El chico no sabía qué mierda ocurría; su cabeza sólo le decía: ¡corre, corre, corre, corre!
Trató de encontrar con la mirada un lugar seguro por el cual correr, lo focalizó y echó a andar, consciente de estar jugando una de sus últimas cartas para poder sobrevivir el inexplicable caos que se había desatado. A medida que el terreno del parque se iba abriendo, no dejaban de aparecer rastros de pelea y sangre; algunos chicos se encontraban agachados, comiéndose lentamente los restos de sus amigos; otros no dejaban de caerse una y otra vez, como si sus pies no pudieran sostenerlos como correspondía; un par de secretarias de la facultad escapaban de un hambriento profesor sin dejar de pedir ayuda a gritos, hasta que una quebró uno de los tacones de sus zapatos y cayó al suelo, sin dejar de chillar…
El chico no miró atrás en ningún momento, sólo avanzó, pensando vagamente en su familia…
La entrada de la universidad se hallaba vacía, salvo por algunos puntos en que habían unos cuantos cadáveres desmembrados; cuando el chico vio a la señora que solía venderle cigarros sueltos sin la mitad de su cara, toda desparramada, con un extraño gesto de horror en lo que quedaba de ella, pensó en que nunca se había llegado a imaginar que pudiera verla muerta, después de todo.
Además de eso, no había nada más.
Entonces lo recordó todo, como un chispazo: el horario protegido, la marcha, la fiesta, las clases de las 14:30 horas…
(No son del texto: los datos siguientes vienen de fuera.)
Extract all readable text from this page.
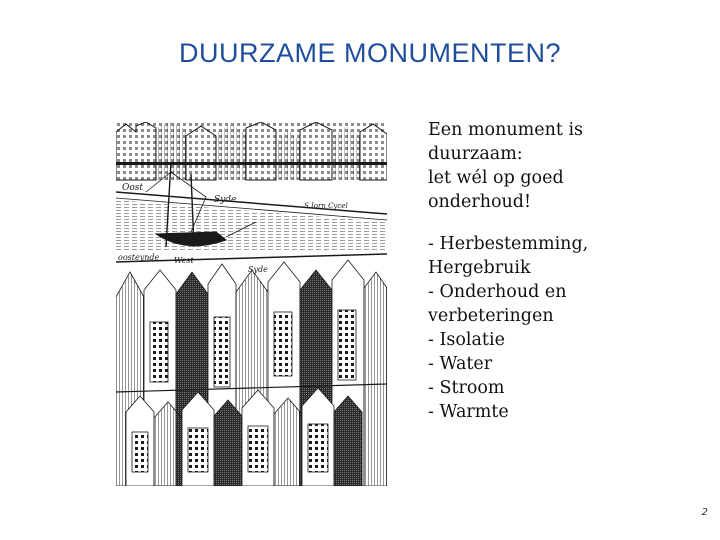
DUURZAME MONUMENTEN?
Oost
Syde
S Iorn Cycel
oosteynde West
Syde

Een monument is

duurzaam:

let wél op goed

onderhoud!

- Herbestemming,

Hergebruik

- Onderhoud en

verbeteringen

- Isolatie

- Water

- Stroom

- Warmte

2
Probablemente aún tuviera la posibilidad de volver a casa sano y salvo.
Atravesó la entrada de la universidad trotando, encontrando, para su suerte, que del otro lado no había nada. Absolutamente nadie. Del parque a su espalda sólo provenían más gritos, gruñidos y sonidos de cumbia a todo volumen. Todo parecía estar marchando de su lado.
Hasta que los vio doblar en la esquina, en dirección al mismo punto en el que se hallaba: filas y filas de estudiantes comprometidos con el movimiento social se acercaban lentamente, arrastrando los pies, con las bocas desencajadas y la mirada perdida; habían dejado atrás sus pancartas y gritos de manifestantes, sólo seguían adelante con su hambre y sus deseos de cambiar las cosas.
El chico los miró con regocijo, caminando lentamente hacia atrás, sin quitarles la mirada de encima, viendo cómo aparecían más y más de ellos.
−Conchetumare… −balbuceó, sintiendo una extraña sensación anidar en su estómago.
Para cuando los manifestantes empezaron a correr hacia él, así, sin previo aviso, el chico estaba más o menos listo para hacer también lo suyo: dio media vuelta y dio lo mejor de sí mismo, completamente seguro de que de todos modos no sería suficiente, seguro de que cuando lo mataran a mordiscos como a sus demás amigos, le iba a doler tanto, tanto, que odiaría no haber fumado más marihuana cuando tuvo la oportunidad.